I. Performance of Global Equity Indices (in US dollars)
II. Key Market Themes
i. Market Recap: Japan and South Korea plummet, US stocks plunge, panic sweeps the globe, what happened to the market?
Recently, frequent black swan events worldwide have triggered severe fluctuations in the global capital markets. Among them, US tech stocks, Japanese, and South Korean stocks in the Asia-Pacific region were hit the hardest, leading the global decline. On August 5th, the Nikkei 225 index plummeted more than 12% in a single day, setting a record for the largest single-day drop in history.
Firstly, the Bank of Japan raised interest rates again and unexpectedly tightened monetary policy, causing a global repatriation of yen carry traders, putting significant pressure on US stocks, especially tech shares; then, the US July manufacturing PMI came in much lower than expected at only 46.8; finally, the US non-farm job gains and unemployment rate both missed market expectations significantly.
Moreover, the US earnings season also saw numerous disappointments. Big tech stocks like Microsoft $微软(MSFT)$ and Amazon $亚马逊(AMZN)$ faced criticism for excessive capital expenditure; Intel $英特尔(INTC)$ suffered a comprehensive collapse in revenue, profits, and guidance, with the market responding with a 30% drop! At the same time, geopolitical conflicts in the Middle East escalated once again. In an instant, a confluence of unfavorable factors led to a full-blown market panic!
ii. Market Outlook: Is the US headed for a recession? How long will the panic last?!
Last week, we analyzed three future scenarios. If the economy achieves a soft landing and the Fed can predict it in advance, the market can make steady progress. On the contrary, if the Fed is late to act, the market will be fraught with anxiety and fear. Clearly, the market is currently pricing in the latter. So, is the US economy really going into a recession?

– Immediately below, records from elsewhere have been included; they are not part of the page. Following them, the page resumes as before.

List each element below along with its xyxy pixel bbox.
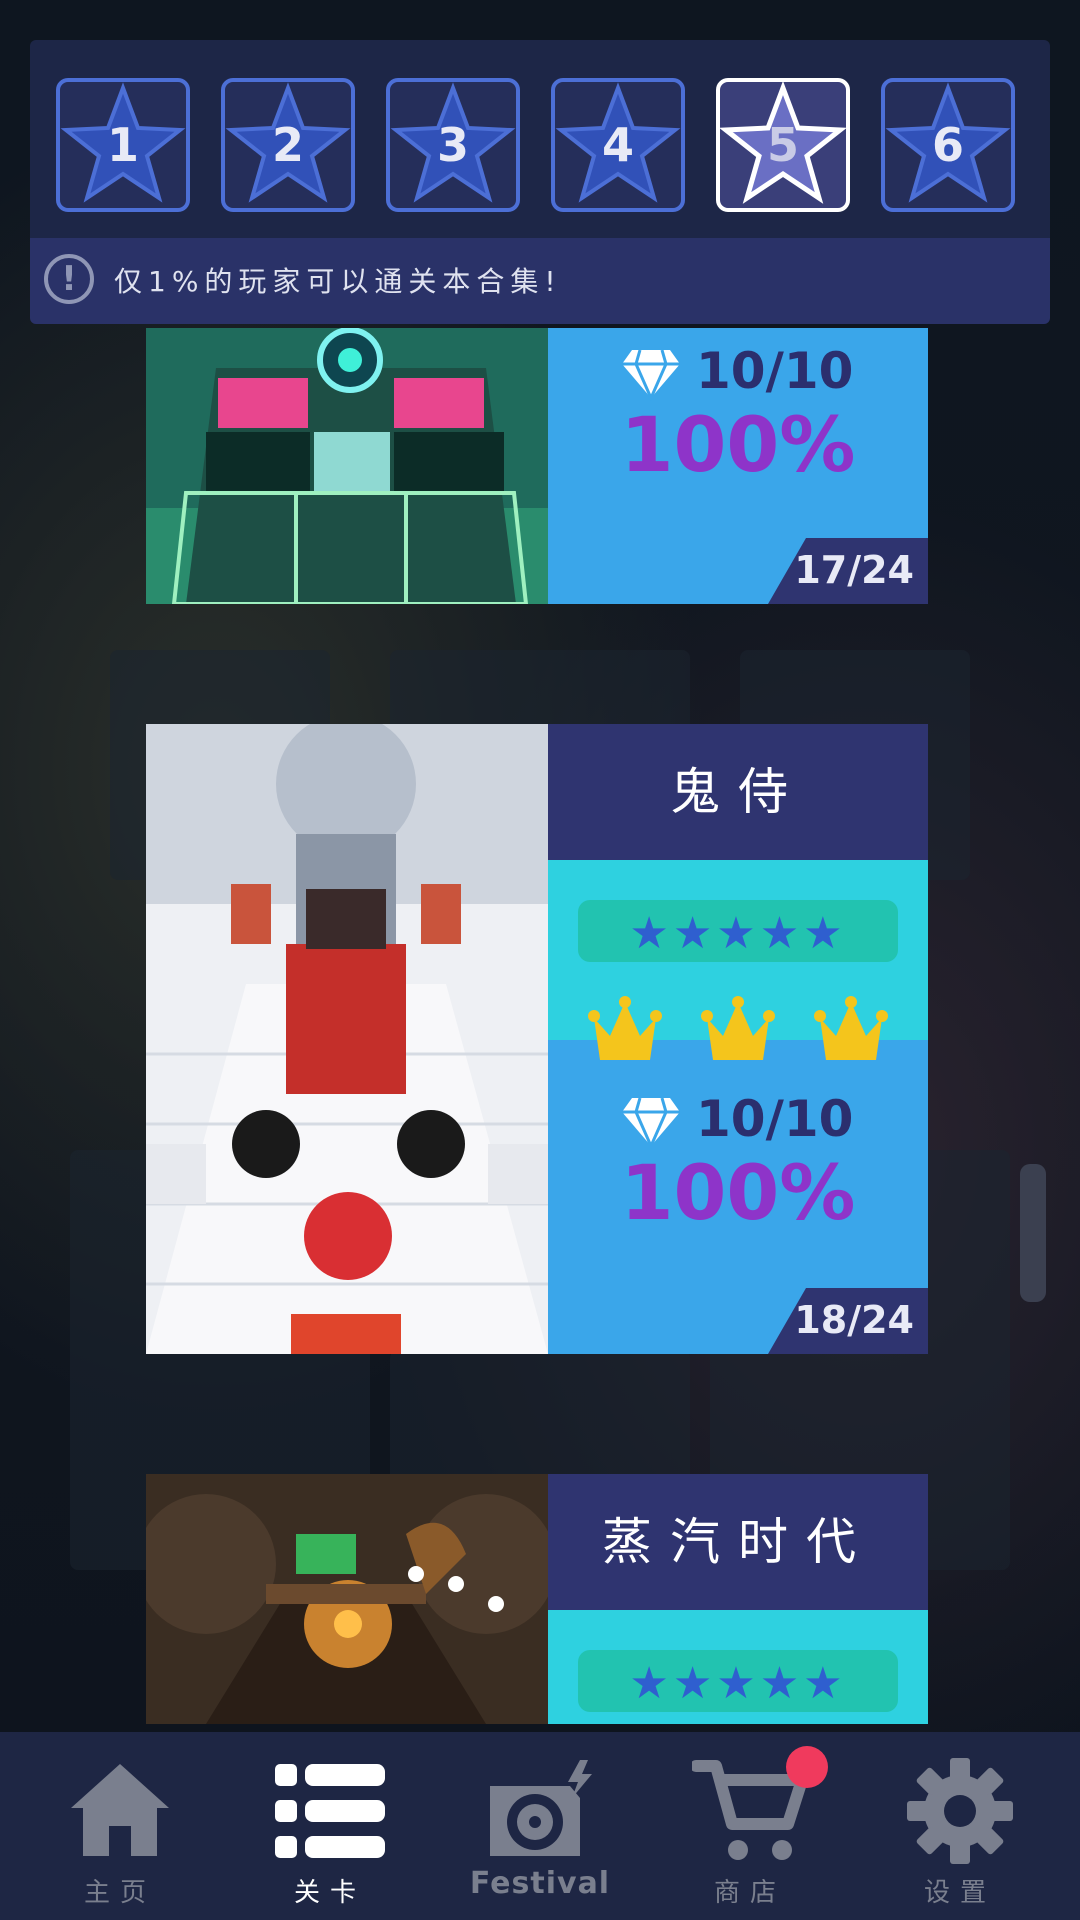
star-rating-stars: ★★★★★ (629, 908, 847, 959)
gem-count: 10/10 (608, 338, 908, 408)
collection-tab-4[interactable]: 4 (551, 78, 685, 212)
nav-shop-label: 商店 (713, 1878, 786, 1908)
rating-area: ★★★★★ (548, 1610, 928, 1724)
collection-tab-3[interactable]: 3 (386, 78, 520, 212)
level-index-tab: 18/24 (768, 1288, 928, 1354)
level-stats: 蒸汽时代 ★★★★★ (548, 1474, 928, 1724)
level-title: 鬼侍 (548, 724, 928, 860)
level-index-tab: 17/24 (768, 538, 928, 604)
nav-festival-label: Festival (469, 1866, 611, 1901)
level-thumbnail (146, 724, 548, 1354)
collection-notice: ! 仅1%的玩家可以通关本合集! (30, 238, 1050, 324)
collection-tab-1[interactable]: 1 (56, 78, 190, 212)
collection-tab-number: 2 (271, 118, 304, 172)
nav-home[interactable]: 主页 (12, 1732, 228, 1920)
star-rating: ★★★★★ (578, 1650, 898, 1712)
crown-icon (701, 996, 775, 1060)
nav-home-label: 主页 (83, 1878, 156, 1908)
diamond-icon (622, 349, 680, 402)
collection-tab-6[interactable]: 6 (881, 78, 1015, 212)
collection-tabs: 1 2 3 4 5 6 (30, 40, 1050, 238)
diamond-icon (622, 1097, 680, 1150)
collection-tab-number: 6 (931, 118, 964, 172)
crown-row (588, 994, 888, 1068)
collection-tab-number: 3 (436, 118, 469, 172)
bottom-nav: 主页 关卡 Festival 商店 设置 (0, 1732, 1080, 1920)
list-icon (275, 1764, 385, 1858)
level-index: 18/24 (794, 1298, 914, 1342)
collection-tab-5[interactable]: 5 (716, 78, 850, 212)
gem-count-text: 10/10 (696, 342, 854, 400)
nav-settings-label: 设置 (923, 1878, 996, 1908)
level-card-19[interactable]: 蒸汽时代 ★★★★★ (146, 1474, 928, 1724)
crown-icon (814, 996, 888, 1060)
exclamation-circle-icon: ! (44, 254, 94, 304)
level-card-18[interactable]: 鬼侍 ★★★★★ 10/10 100% 18/24 (146, 724, 928, 1354)
collection-tab-number: 5 (766, 118, 799, 172)
nav-levels-label: 关卡 (293, 1878, 366, 1908)
level-title: 蒸汽时代 (548, 1474, 928, 1610)
level-index: 17/24 (794, 548, 914, 592)
level-stats: 鬼侍 ★★★★★ 10/10 100% 18/24 (548, 724, 928, 1354)
gem-count: 10/10 (608, 1086, 908, 1156)
star-rating: ★★★★★ (578, 900, 898, 962)
level-thumbnail (146, 328, 548, 604)
notice-text: 仅1%的玩家可以通关本合集! (114, 265, 562, 298)
collection-tab-2[interactable]: 2 (221, 78, 355, 212)
star-rating-stars: ★★★★★ (629, 1658, 847, 1709)
scrollbar-thumb[interactable] (1020, 1164, 1046, 1302)
collection-tab-number: 4 (601, 118, 634, 172)
nav-levels[interactable]: 关卡 (222, 1732, 438, 1920)
crown-icon (588, 996, 662, 1060)
gear-icon (907, 1758, 1013, 1864)
gem-count-text: 10/10 (696, 1090, 854, 1148)
level-card-17[interactable]: 10/10 100% 17/24 (146, 328, 928, 604)
level-stats: 10/10 100% 17/24 (548, 328, 928, 604)
completion-percent: 100% (620, 1148, 856, 1237)
festival-disc-icon (490, 1760, 592, 1856)
level-thumbnail (146, 1474, 548, 1724)
collection-tab-number: 1 (106, 118, 139, 172)
shop-notification-badge (786, 1746, 828, 1788)
completion-percent: 100% (620, 400, 856, 489)
nav-festival[interactable]: Festival (432, 1732, 648, 1920)
home-icon (71, 1764, 169, 1856)
nav-settings[interactable]: 设置 (852, 1732, 1068, 1920)
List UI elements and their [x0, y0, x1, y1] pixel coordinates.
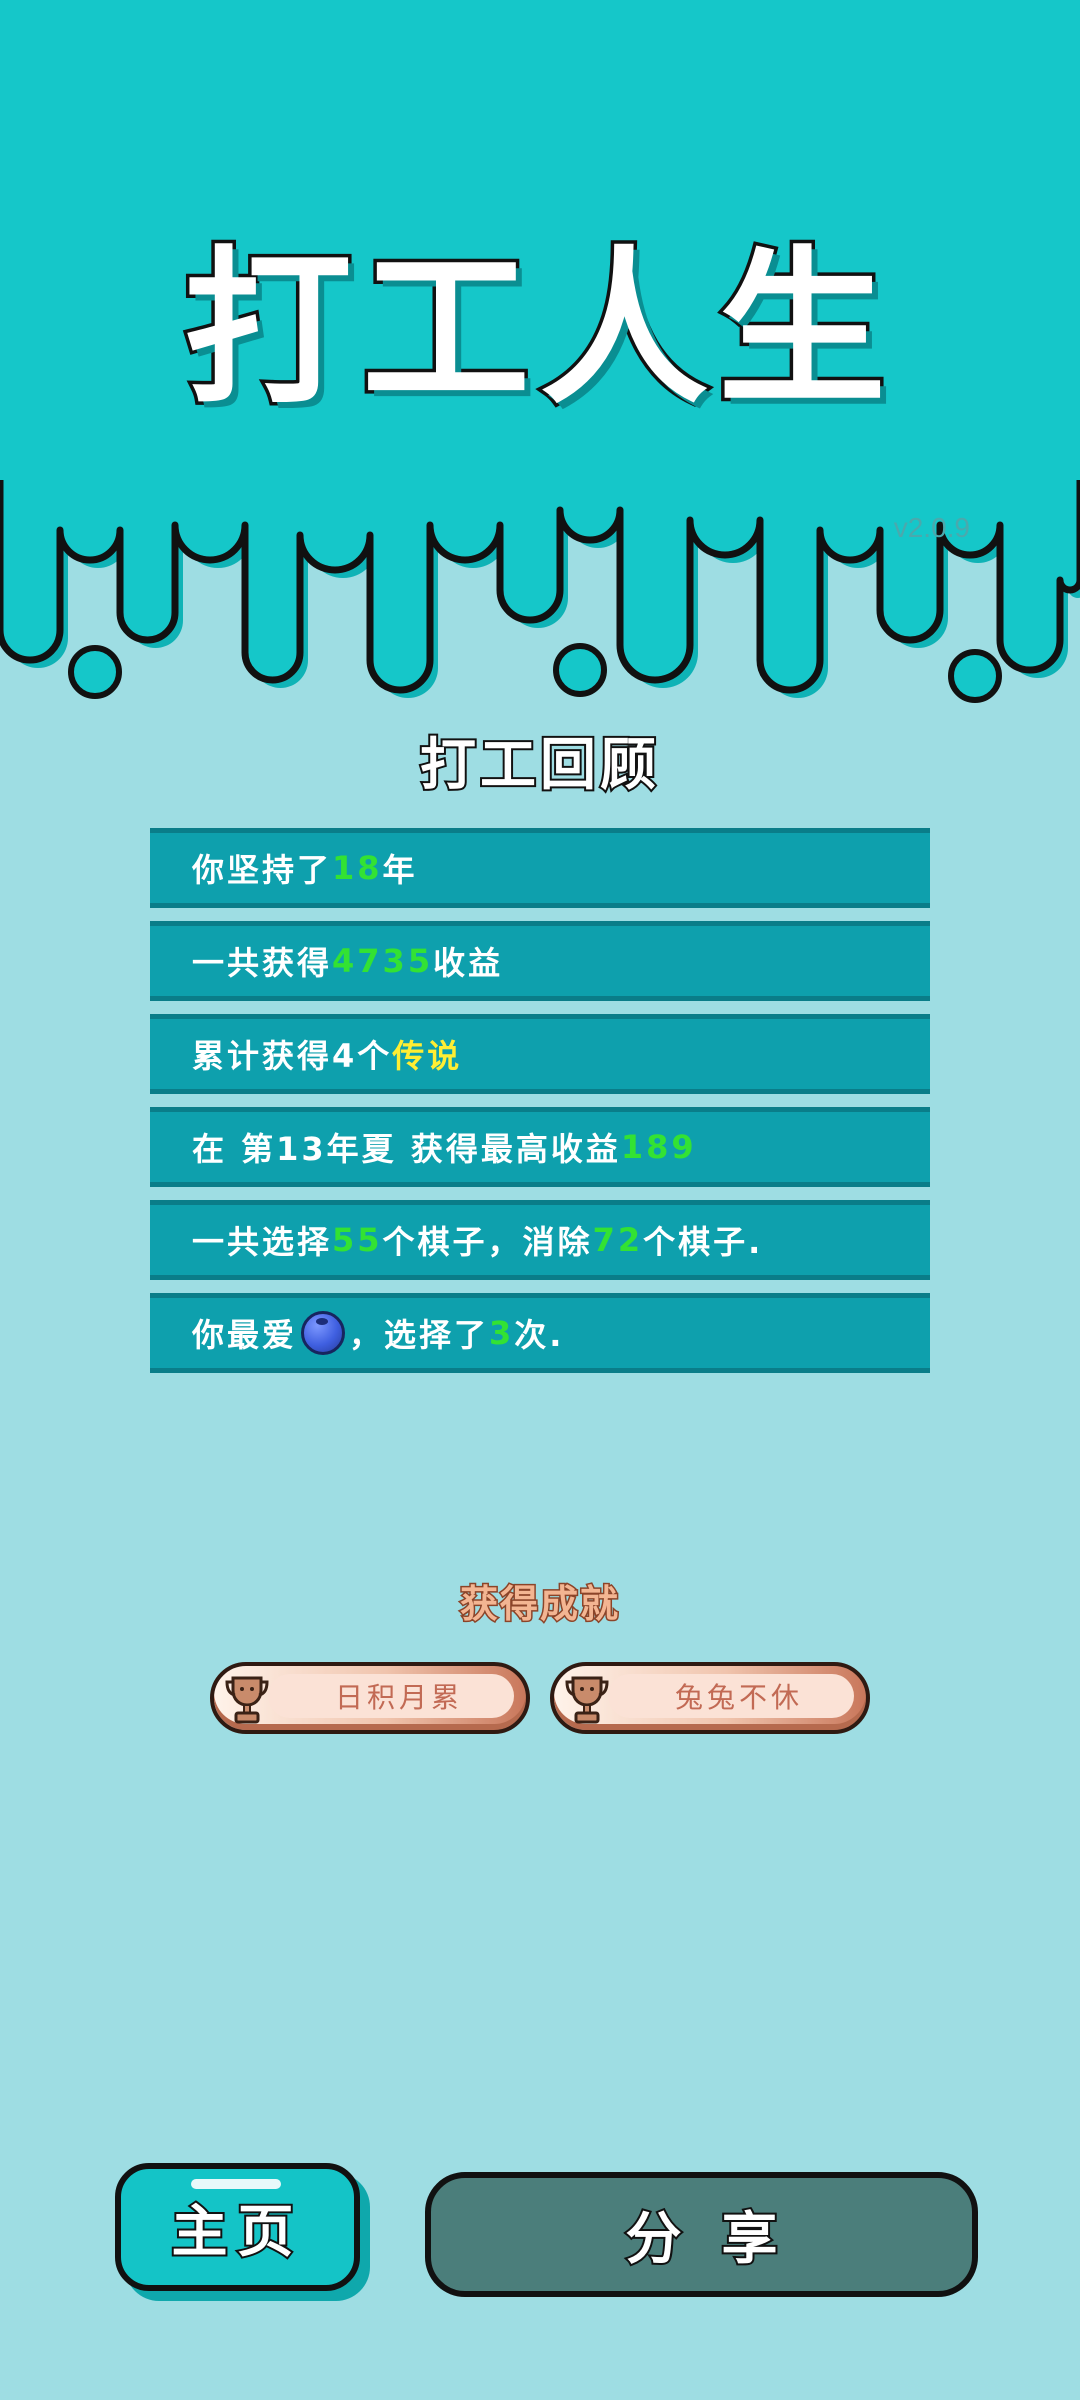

It must be acknowledged that the July employment data was universally weak. Non-farm jobs added only 114,000, two-thirds of the expected number; the unemployment rate rose to 4.3%, taking off abruptly. However, historically, July is a period of extreme weather in the US, and the number of people unable to work due to weather in July is significantly higher than in other months.
More importantly, 70% of the rise in the unemployment rate was due to temporary layoffs, not permanent layoffs caused by a recession. Such temporary conditions usually reverse within a few months. Moreover, the current labor demand remains stable, with no significant decline, and the overall level is comparable to that of 2019.
Coincidentally, Fed officials have also recently indicated that "the July employment report represents just a number, and the Fed's responsibility is not to react to one month's employment data." According to statistics, if the S&P 500 falls by 10% and no recession follows, the next six months could see decent returns.
In summary, we believe there is insufficient evidence to confirm that the US is about to enter a recession. However, the deleveraging impact caused by the repatriation of yen is a tangible reality, and the Middle East geopolitical situation remains an unknown. While market panic may subside somewhat, the clouds of uncertainty still loom overhead.